Opinare diversamente – avevamo osservato - avrebbe significato riconoscere al debitore il potere di impugnare il diniego dell'Amministrazione finanziaria alla proposta di concordato o di accordo con falcidia dei crediti erariali anche quando egli non avesse attivato il procedimento delineato dall'art. 182-ter l. fall., giacché anche in questa situazione l'Amministrazione finanziaria (come del resto ogni altra pubblica amministrazione) deve ritenersi tenuta ad assumere le proprie determinazioni ponderando gli interessi pubblici di cui essa è portatrice; ma – avevamo aggiunto – una tesi di questo tipo non avrebbe trovato alcun seguito, implicando un sindacato sul merito della scelta operata dagli uffici finanziari non previsto da alcuna norma di legge in allora vigente.

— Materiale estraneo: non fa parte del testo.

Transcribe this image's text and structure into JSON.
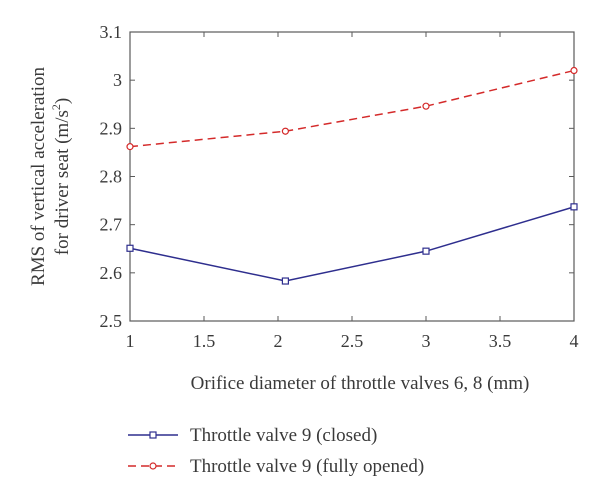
{
  "chart_data": {
    "type": "line",
    "xlabel": "Orifice diameter of throttle valves 6, 8 (mm)",
    "ylabel_line1": "RMS of vertical acceleration",
    "ylabel_line2_prefix": "for driver seat (m/s",
    "ylabel_line2_sup": "2",
    "ylabel_line2_suffix": ")",
    "xlim": [
      1,
      4
    ],
    "ylim": [
      2.5,
      3.1
    ],
    "x_ticks": [
      1,
      1.5,
      2,
      2.5,
      3,
      3.5,
      4
    ],
    "x_tick_labels": [
      "1",
      "1.5",
      "2",
      "2.5",
      "3",
      "3.5",
      "4"
    ],
    "y_ticks": [
      2.5,
      2.6,
      2.7,
      2.8,
      2.9,
      3.0,
      3.1
    ],
    "y_tick_labels": [
      "2.5",
      "2.6",
      "2.7",
      "2.8",
      "2.9",
      "3",
      "3.1"
    ],
    "grid": false,
    "legend_position": "bottom",
    "series": [
      {
        "name": "Throttle valve 9 (closed)",
        "color": "#2e2e8e",
        "line_style": "solid",
        "marker": "square",
        "x": [
          1,
          2.05,
          3,
          4
        ],
        "y": [
          2.651,
          2.583,
          2.645,
          2.737
        ]
      },
      {
        "name": "Throttle valve 9 (fully opened)",
        "color": "#d42a2a",
        "line_style": "dashed",
        "marker": "circle",
        "x": [
          1,
          2.05,
          3,
          4
        ],
        "y": [
          2.862,
          2.894,
          2.946,
          3.02
        ]
      }
    ]
  }
}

Venendo, alla luce di questa premessa, alla decisione in commento, i giudici di legittimità, assodata la sostanziale continuità tra la vecchia e la nuova disciplina dell'istituto contenuta nel CCI e nelle disposizioni anticipatrici introdotte con il D.L. n. 125/2020, hanno ritenuto, in estrema sintesi, che la modifica legislativa che ha reso obbligatoria l'attivazione del sub-procedimento di cui all'art. 182-ter l. fall. abbia rafforzato la ratio concorsuale dell'istituto rendendola prevalente rispetto a quella fiscale, perlomeno sotto il profilo funzionale: nel senso che questo “incidente tributario” è – essenzialmente - finalizzato alla definizione concordataria o di ristrutturazione debitoria della crisi di impresa, secondo le regole procedurali dettate per tali procedure concorsuali.

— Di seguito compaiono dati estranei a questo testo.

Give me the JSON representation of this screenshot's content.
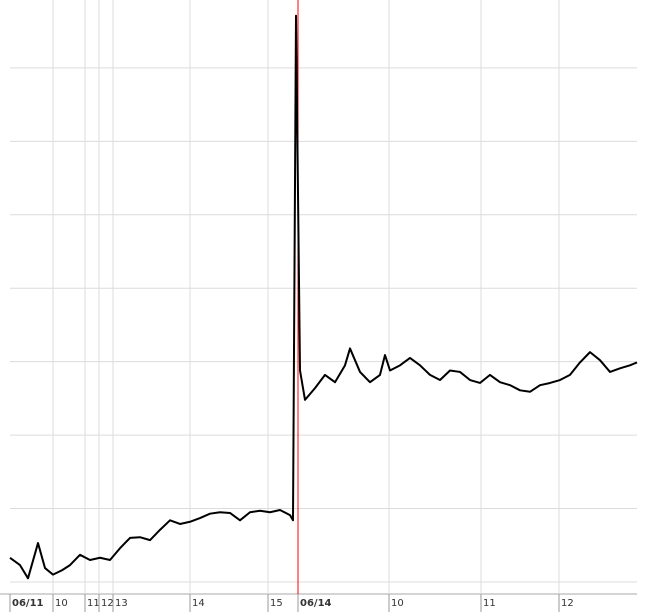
{
  "chart_data": {
    "type": "line",
    "x": [
      0,
      10,
      18,
      28,
      35,
      43,
      52,
      60,
      70,
      80,
      90,
      100,
      110,
      120,
      130,
      140,
      150,
      160,
      170,
      180,
      190,
      200,
      210,
      220,
      230,
      240,
      250,
      260,
      270,
      280,
      283,
      286,
      290,
      295,
      305,
      315,
      325,
      335,
      340,
      350,
      360,
      370,
      375,
      380,
      390,
      400,
      410,
      420,
      430,
      440,
      450,
      460,
      470,
      480,
      490,
      500,
      510,
      520,
      530,
      540,
      550,
      560,
      570,
      580,
      590,
      600,
      610,
      620,
      627
    ],
    "series": [
      {
        "color": "#000000",
        "values": [
          0.33,
          0.23,
          0.05,
          0.53,
          0.19,
          0.1,
          0.16,
          0.23,
          0.37,
          0.3,
          0.33,
          0.3,
          0.46,
          0.6,
          0.61,
          0.57,
          0.71,
          0.84,
          0.79,
          0.82,
          0.87,
          0.93,
          0.95,
          0.94,
          0.84,
          0.95,
          0.97,
          0.95,
          0.98,
          0.91,
          0.84,
          7.71,
          2.88,
          2.48,
          2.64,
          2.82,
          2.72,
          2.95,
          3.18,
          2.86,
          2.72,
          2.82,
          3.09,
          2.88,
          2.95,
          3.05,
          2.95,
          2.82,
          2.75,
          2.88,
          2.86,
          2.75,
          2.71,
          2.82,
          2.72,
          2.68,
          2.61,
          2.59,
          2.68,
          2.71,
          2.75,
          2.82,
          2.99,
          3.13,
          3.02,
          2.86,
          2.91,
          2.95,
          2.99
        ]
      }
    ],
    "xlim": [
      0,
      627
    ],
    "xticks": [
      {
        "value": 0,
        "label": "06/11"
      },
      {
        "value": 43,
        "label": "10"
      },
      {
        "value": 75,
        "label": "11"
      },
      {
        "value": 89,
        "label": "12"
      },
      {
        "value": 103,
        "label": "13"
      },
      {
        "value": 180,
        "label": "14"
      },
      {
        "value": 258,
        "label": "15"
      },
      {
        "value": 288,
        "label": "06/14"
      },
      {
        "value": 379,
        "label": "10"
      },
      {
        "value": 471,
        "label": "11"
      },
      {
        "value": 549,
        "label": "12"
      }
    ],
    "ylim": [
      0,
      7.72
    ],
    "ygrid": [
      0,
      1,
      2,
      3,
      4,
      5,
      6,
      7
    ],
    "grid": true,
    "day_break_color": "#ff0000"
  }
}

L'obbligatorietà della transazione fiscale ubbidisce, appunto, all'esigenza di contemperare questi due interessi, sicché l'ampia discrezionalità riconosciuta all'Amministrazione finanziaria nello stipulare accordi transattivi concorsuali in un'ottica di miglior soddisfacimento dell'interesse erariale deve trovare un bilanciamento nel sindacato giudiziale sul diniego di accettazione della proposta transattiva che la normativa attualmente vigente (ossia i novellati artt. 180, comma 4, ult. parte, e 182-bis, comma 3, seconda parte, l.fall., che riproducono il testo della omologa previsione di cui all'art. 48, comma 5, CCI) assegna plasticamente al giudice ordinario fallimentare in coerenza con la logica del sistema concorsuale.

Indefettibile corollario di questa condivisibile impostazione è che, laddove la contestazione verta sui profili eminentemente concorsuali del trattamento dei crediti tributari nel concordato preventivo e nell'accordo di ristrutturazione (come è a dirsi, ad esempio, nei casi in cui si controverta sulla convenienza economica della proposta del debitore e/o sulla fattibilità del piano), la competenza apparterrà al giudice fallimentare; laddove, invece, il contenzioso abbia ad oggetto l'an e il quantum dei debiti fiscali la giurisdizione sull'impugnazione spetterà al giudice speciale dell'obbligazione tributaria, con conseguente necessità dell'accantonamento previsto dall'art. 90 d.P.R. n. 602/1973 (in argomento, ci sia consentito rinviare a E. Stasi, La transazione fiscale, in Ilfallimentarista, 2019, 38).

Naturalmente, analoghe conclusioni valgono anche per le impugnazioni del diniego alla proposta di transazione contributiva da parte degli Enti previdenziali, la cui cognizione spetterà in via esclusiva al giudice fallimentare.

Conclusioni

Dalla soluzione prescelta dalle Sezioni Unite, che assicura una immediata ed efficace tutela giurisdizionale al debitore, discendono, a mio modo di vedere, ulteriori implicazioni. La prima è l'irrilevanza delle valutazioni riguardanti la “meritevolezza fiscale” del debitore di cui alla circolare n. 34/E/2020, trattandosi di requisito non previsto dalle norme vigenti e neppure dal nuovo CCI; la seconda è il potere del tribunale fallimentare di disporre l'omologazione coattiva del concordato o dell'accordo di ristrutturazione tanto nel caso di silenzio, quanto nel caso di dissenso espresso, da parte degli Enti pubblici sulla proposta del debitore ai sensi dei novellati artt. 180 e 182-bis l.fall. quando la loro adesione è decisiva ai fini del raggiungimento delle maggioranze di legge.